In questa sezione puoi leggere le nostre ultime 4 avventure (quest) in forma di racconto. Il Libro dei racconti è scritto dai master che hanno organizzato la quest.
L'intento è quello di permettere a chiunque si connetta di avere un riassunto della situazione di bordo, senza dover leggere tutti i rapporti che molto spesso contengono i dati ma non i punti salienti della quest.
Ovviamente all'interno del gioco, nella sezione on, si potranno leggere anche i rapporti per avere maggiori dettagli.
Ancora una volta, solo un normale controllo.
La rete di comunicazione sub-spaziale: una sconfinata distesa di ripetitori che si estende per migliaglia di anni luce lungo tutto il territorio federale. Si rompono, si invecchiano, vanno in tilt, vengono sabotati, rubati, distrutti... scompaiono. Per mantenere tutto l'apparato la flotta chiede a tutte le unità in transito di dare una mano.
Pessima ricezione nei pressi della Base 103. Tanto bene una base abbandonata e visitata successivamente non dai padroni. Il controllo risulta positivo: uno dei ripetitori più vicini è la causa del malfunzionamento.
L'assorbimento del segnale non è efficente. Le cose sono due: normale guasto, un qualcosa intercetta il segnale; in quest'ultimo caso? Sabotaggio o spionaggio.
L'unica cosa da fare? Andare sul posto a controllare ma la missione attuale ha la priorità. Si continua a fare analisi e si scopre che il malfunzionamento attiene all'Antenna Sub-Spaziale e che ad un certo punto, recentemente, il sistema ha subito un black-out.
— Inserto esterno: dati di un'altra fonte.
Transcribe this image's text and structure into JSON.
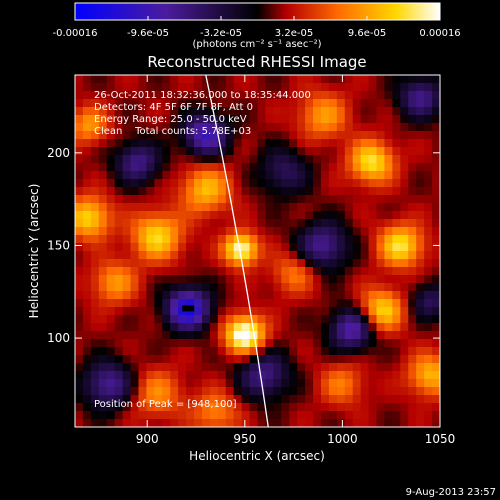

Ed ora le coincidenze. In data 29-12-2362, saliva a bordo la Delegazione Coridiana, si riscontra un bug al sistema informatico della Genesis dovuto ad un malfunzionamento delle comunicazioni, avviene il black-out nel ripetitore. Ah... il ripetitore è quello per cui passerebbe la via più breve per la portante di comunicaizone verso la più vicina base federale.
Chi non vede l'ora che questa storia si trasformi in una vicenda di spie e intrighi vede chiaramente una pista da seguire. Chi sperava solo di fare una banale attività di routine, si ritrova con una manciata di semplici coincidenze.
Ancora una volta niente normale amministrazione.
Quando finalmente la Genensis, in coda all'ultima missione, è riuscita a raggiungere la posizione del ripetitore, è stato fin da subito chiaro che si trattava di un atto di spionaggio. Un congegno ricevente, munito di antenna sub-spaziale, in grado di intercettare il segnale della portante di comunicazione, era appiccicato al ripetitore da cui prende energia. Tecnologia mista, di base federale, l'aggeggio è in grado solo di ricevere e registrare le comunicazioni su una memoria ma non è in grado di comunicare a lunghe distanze.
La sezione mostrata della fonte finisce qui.